En ce début des années 1990, alors que, dans le bruit et la fureur, on assassinait la démocratie naissante au Burundi, un homme, Robert Charles Krueger, seul face à un corps diplomatique en poste à Bujumbura léthargique, mettant constamment sa vie en danger, non préoccupé par sa carrière diplomatique, s’est battu contre la tyrannie dans un pays qui n’était pas le sien. Au moment où le peuple avait besoin d’une voix qui porte, d’une solidarité agissante, d’un écho qui répercute ses rêves de paix dans le concert des Nations, l’ambassadeur Krueger a enlevé ses gants, a mis en veilleuse la langue de bois et a répondu présent. Au nom de ce qu’il estime être les valeurs des Etats-Unis d’Amérique. J’avais faim, vous m’avez donné à manger, j’étais nu, vous m’avez habillé, disent les Saintes Écritures. Robert C. Kruger a été pour les Burundais cette voix dont on peut dire, complétant le livre sacré : « J’avais un bâillon, vous m’avez prêté une voix forte pour dire ma détresse au reste des frères humains. ».

Le Texas : symbole de l’Amérique que nous aimons haïr

New Braunfels, Texas. 8 avril 2009. Cela fait trois ans que, au début du mois d’avril, je visite le Texas pour des raisons professionnelles. Je me limite à la région d’Austin, la capitale de l’État, un petit îlot démocrate dans une mer républicaine, incorrigiblement conservatrice. Chaque année, je me limite aussi à trois petites journées, puis je m’empresse de repartir au Canada. Pour le Burundo-canadien que je suis, il y a mille et une raisons de détester le Texas : la première, c’est que le président John Fitzgerald Kennedy y a été assassiné à Dallas, en pleine journée, le 22 avril 1968. La deuxième, c’est que l’ancienne république autonome devenue État du Texas est réputée pour sa rigueur et son intransigeance dans l’application de la peine de mort et détient le triste record des exécutions capitales (18 sur les 37 recensées dans l’ensemble des Etats-Unis d’Amérique en 2008). Le Texas est aussi, dans l’imaginaire collectif, synonyme de ce Far West où les armes s’achètent au coin de la rue et où la loi du plus fort, c’est-à-dire du plus armé, est toujours la meilleure. La dernière raison – et non la moindre - c’est que ce même État a donné au monde l’incroyable George W. Bush, dont le départ, le 20 janvier dernier, après 8 années de règne sous le signe du désastre, a été célébré partout sur la planète comme une délivrance.
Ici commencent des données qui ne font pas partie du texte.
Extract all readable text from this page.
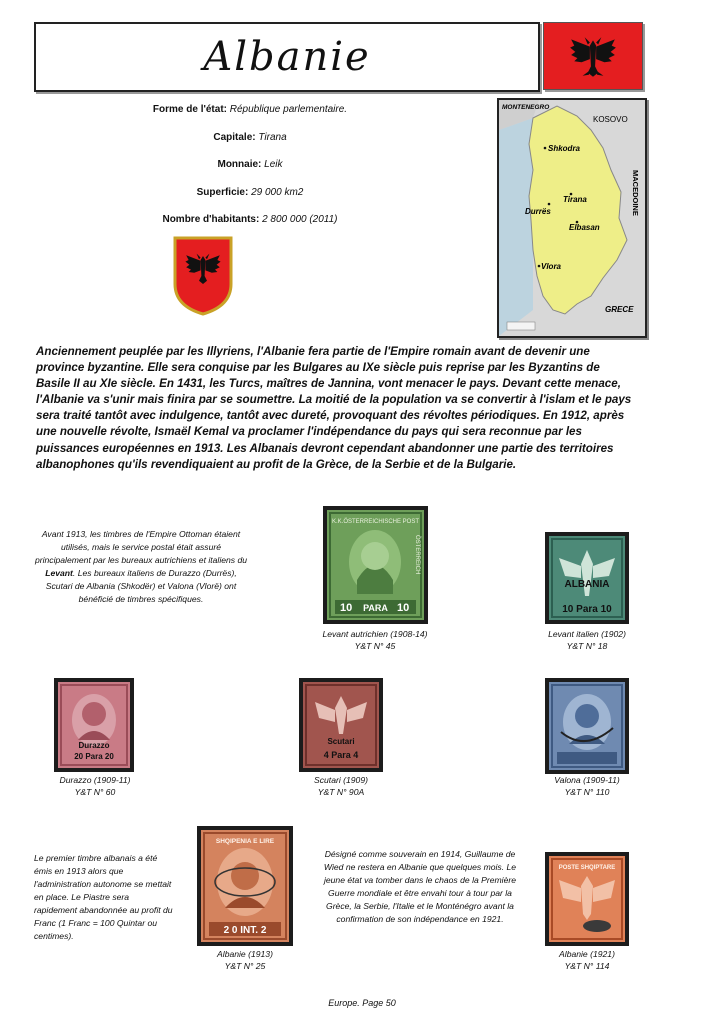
Albanie

Forme de l'état: République parlementaire.

Capitale: Tirana

Monnaie: Leik

Superficie: 29 000 km2

Nombre d'habitants: 2 800 000 (2011)

MONTENEGRO
KOSOVO
Shkodra
Tirana
Durrës
Elbasan
Vlora
MACEDOINE
GRECE
Anciennement peuplée par les Illyriens, l'Albanie fera partie de l'Empire romain avant de devenir une province byzantine. Elle sera conquise par les Bulgares au IXe siècle puis reprise par les Byzantins de Basile II au XIe siècle. En 1431, les Turcs, maîtres de Jannina, vont menacer le pays. Devant cette menace, l'Albanie va s'unir mais finira par se soumettre. La moitié de la population va se convertir à l'islam et le pays sera traité tantôt avec indulgence, tantôt avec dureté, provoquant des révoltes périodiques. En 1912, après une nouvelle révolte, Ismaël Kemal va proclamer l'indépendance du pays qui sera reconnue par les puissances européennes en 1913. Les Albanais devront cependant abandonner une partie des territoires albanophones qu'ils revendiquaient au profit de la Grèce, de la Serbie et de la Bulgarie.
Avant 1913, les timbres de l'Empire Ottoman étaient utilisés, mais le service postal était assuré principalement par les bureaux autrichiens et italiens du Levant. Les bureaux italiens de Durazzo (Durrës), Scutari de Albania (Shkodër) et Valona (Vlorë) ont bénéficié de timbres spécifiques.
K.K.ÖSTERREICHISCHE POST
ÖSTERREICH
10 PARA 10
Levant autrichien (1908-14)
Y&T N° 45
ALBANIA
10 Para 10
Levant italien (1902)
Y&T N° 18
Durazzo
20 Para 20
Durazzo (1909-11)
Y&T N° 60
Scutari
4 Para 4
Scutari (1909)
Y&T N° 90A
Valona (1909-11)
Y&T N° 110
Le premier timbre albanais a été émis en 1913 alors que l'administration autonome se mettait en place. Le Piastre sera rapidement abandonnée au profit du Franc (1 Franc = 100 Quintar ou centimes).
SHQIPENIA E LIRE
2 0 INT. 2
Albanie (1913)
Y&T N° 25
Désigné comme souverain en 1914, Guillaume de Wied ne restera en Albanie que quelques mois. Le jeune état va tomber dans le chaos de la Première Guerre mondiale et être envahi tour à tour par la Grèce, la Serbie, l'Italie et le Monténégro avant la confirmation de son indépendance en 1921.
POSTE SHQIPTARE
Albanie (1921)
Y&T N° 114
Europe. Page 50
À mille lieues de la Côte Ouest, où se trouve la très libérale Californie, et de la Côte Est, notamment la Nouvelle Angleterre, où l’on pousse la turpitude et l’audace jusqu’à autoriser le mariage des conjoints de même sexe, l’État du Texas, l’un des plus conservateurs des Etats-Unis et est aussi localisé dans ce que l’on appelle la Bible Belt. La ceinture de la Bible comprend les États très religieux du Sud des Etats-Unis (Alabama, Georgie, Texas, Caroline du Sud et du Nord, Mississipi, etc.). Le Texas symbolise donc, par tous ces aspects et bien d’autres, l’Amérique que nous aimons haïr.
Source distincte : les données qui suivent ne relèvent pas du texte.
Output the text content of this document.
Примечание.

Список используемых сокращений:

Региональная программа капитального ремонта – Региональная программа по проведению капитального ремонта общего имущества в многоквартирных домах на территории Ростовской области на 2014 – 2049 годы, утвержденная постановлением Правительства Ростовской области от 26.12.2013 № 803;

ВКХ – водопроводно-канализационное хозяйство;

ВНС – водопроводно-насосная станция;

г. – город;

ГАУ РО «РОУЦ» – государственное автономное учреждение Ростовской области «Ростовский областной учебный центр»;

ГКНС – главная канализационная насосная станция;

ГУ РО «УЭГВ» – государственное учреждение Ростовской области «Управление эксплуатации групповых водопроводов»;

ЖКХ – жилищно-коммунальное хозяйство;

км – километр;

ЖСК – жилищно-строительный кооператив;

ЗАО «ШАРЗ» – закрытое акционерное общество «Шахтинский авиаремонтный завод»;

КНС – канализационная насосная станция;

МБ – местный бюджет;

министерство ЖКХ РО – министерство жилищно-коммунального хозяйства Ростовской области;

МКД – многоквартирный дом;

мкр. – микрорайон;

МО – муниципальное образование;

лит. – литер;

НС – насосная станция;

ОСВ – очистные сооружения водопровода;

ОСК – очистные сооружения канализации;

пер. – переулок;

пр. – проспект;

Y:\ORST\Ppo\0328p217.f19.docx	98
Et s’il n’y avait qu’un juste…

Pourtant, à y regarder de près, nous les Burundais, nous avons une bonne raison d’aimer cet État mal aimé : cette raison s’appelle Robert Charles Krueger. Un homme que sa carrière diplomatique a placé sur notre chemin, quand nous essayions fébrilement de reprendre le chemin de la démocratie, après la mort de Ndadaye et les tragédies qui s’en sont suivies. Nommé ambassadeur des Etats-Unis au Burundi par Bill Clinton le 8 juin 1994 dans la foulée du coup d’État du 21 octobre 1993, l’ambassadeur Krueger décidera, dès le départ, de jeter son énorme poids diplomatique dans la mêlée, pour essayer de sauver la démocratie en péril au Burundi.
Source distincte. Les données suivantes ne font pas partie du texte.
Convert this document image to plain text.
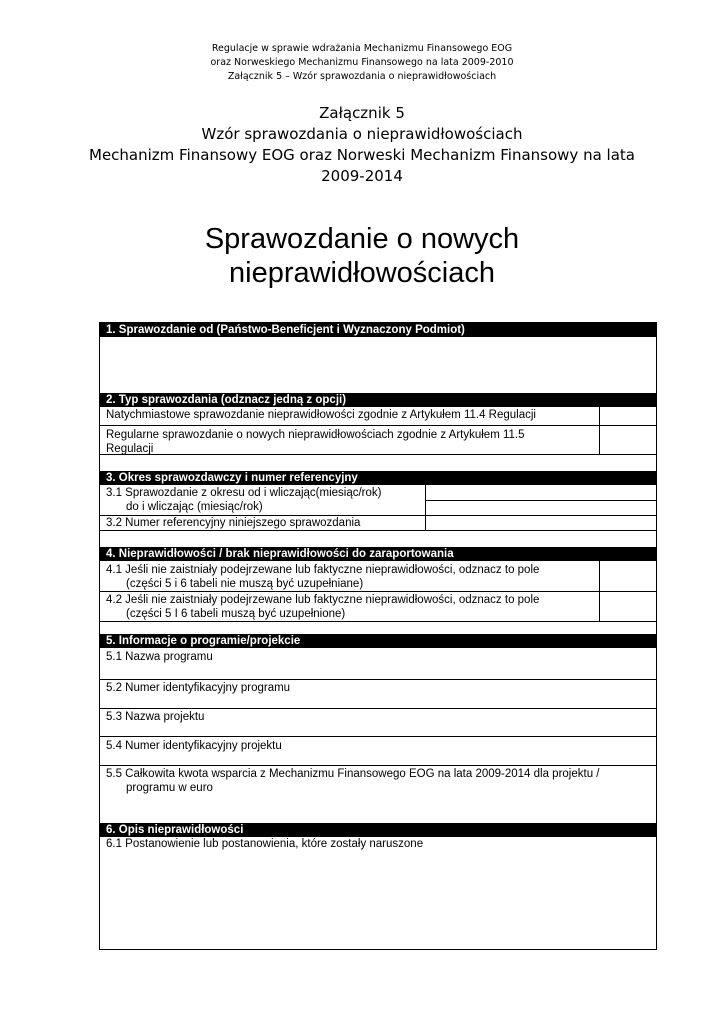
Regulacje w sprawie wdrażania Mechanizmu Finansowego EOG
oraz Norweskiego Mechanizmu Finansowego na lata 2009-2010
Załącznik 5 – Wzór sprawozdania o nieprawidłowościach
Załącznik 5
Wzór sprawozdania o nieprawidłowościach
Mechanizm Finansowy EOG oraz Norweski Mechanizm Finansowy na lata
2009-2014
Sprawozdanie o nowych
nieprawidłowościach
1. Sprawozdanie od (Państwo-Beneficjent i Wyznaczony Podmiot)
2. Typ sprawozdania (odznacz jedną z opcji)
Natychmiastowe sprawozdanie nieprawidłowości zgodnie z Artykułem 11.4 Regulacji
Regularne sprawozdanie o nowych nieprawidłowościach zgodnie z Artykułem 11.5
Regulacji
3. Okres sprawozdawczy i numer referencyjny
3.1 Sprawozdanie z okresu od i wliczając(miesiąc/rok)
do i wliczając (miesiąc/rok)
3.2 Numer referencyjny niniejszego sprawozdania
4. Nieprawidłowości / brak nieprawidłowości do zaraportowania
4.1 Jeśli nie zaistniały podejrzewane lub faktyczne nieprawidłowości, odznacz to pole
(części 5 i 6 tabeli nie muszą być uzupełniane)
4.2 Jeśli nie zaistniały podejrzewane lub faktyczne nieprawidłowości, odznacz to pole
(części 5 I 6 tabeli muszą być uzupełnione)
5. Informacje o programie/projekcie
5.1 Nazwa programu
5.2 Numer identyfikacyjny programu
5.3 Nazwa projektu
5.4 Numer identyfikacyjny projektu
5.5 Całkowita kwota wsparcia z Mechanizmu Finansowego EOG na lata 2009-2014 dla projektu /
programu w euro
6. Opis nieprawidłowości
6.1 Postanowienie lub postanowienia, które zostały naruszone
Car Robert C. Kruger était tout sauf un diplomate de carrière. Né à New Braunfels, à quelques dizaines de kilomètres de San Antonio, une ville du Sud du Texas, ce chrétien convaincu a résolument refusé le rôle de diplomate classique et déclaré au président William Clinton, qu’il allait refuser les « gants blancs et les chandeliers ». Mais en refusant d’être un diplomate au sens classique, il sera plus qu’un diplomate. Il se comportera comme un être humain, un frère en humanité pour tous ceux que la machine politico-militaire burundaise était en train d’écraser. Là où les diplomates surfent sur les conflits, pratiquent la langue de bois ou se taisent dans toutes les langues, pour faire avancer leur carrière, il s’est engagé à fond dans un pays en guerre, pour la défense des droits humains, contre les bourreaux et pour les victimes, contre tous les bourreaux, quel que soit leur camp et pour toutes les victimes, quel que soit leur camp. Alors que des centaines de personnes mourraient tous les jours et que la machine à broyer des vies continuait sa sinistre besogne, l’Ambassadeur Krueger a décidé de tourner le dos au confort et à l’indifférence, si fréquents dans les cercles diplomatiques, pour descendre sur le terrain, documenter les cas de massacres, prendre des photos, interroger des témoins, donner un visage aux victimes de la folie et mettre des noms sur les disparus. Dans les milieux diplomatiques, dans la presse, et même chez les leaders religieux, l’opposition à cette démarche faisait l’unanimité, mais nul n’était capable de produire des preuves à opposer à celles laborieusement rassemblées par le diplomate.

Les combats du diplomate et de son épouse, Kathleen Tobin Krueger, ont fait l’objet d’un livre, publié par les Presses de l’Université du Texas en 2003 : From Bloodshed to Hope in Burundi : Our Embassy Years during the Genocide. Le livre a été préfacé par Mgr Desmond Tutu, l’Archevêque sud-africain, prix Nobel de la Paix.

« Une voix courageuse », disait le président Bill Clinton

Avec la parole et le témoignage de l’Ambassadeur Krueger, les victimes n’étaient plus des statistiques, mais des êtres humains. L’ambassadeur mettait ainsi l’armée et les milices, qui orchestraient toutes ces tragédies, devant leurs responsabilités. Cet engagement a permis de sauver des vies : « Je lui dois la vie, m’a dit le député Norbert Ndihokubwayo. Alors que je venais d’échapper à un attentant et que j’étais soigné à la Clinique Prince Louis Rwagasore, les mêmes assassins ont décidé de venir m’achever sur mon lit d’hôpital. Quand il a été mis au courant de ma situation, l’ambassadeur Krueger a décidé de m’évacuer. Pris de honte, le gouvernement a devancé le diplomate américain et a finalement décidé de m’évacuer en Suisse où j’ai été soigné ».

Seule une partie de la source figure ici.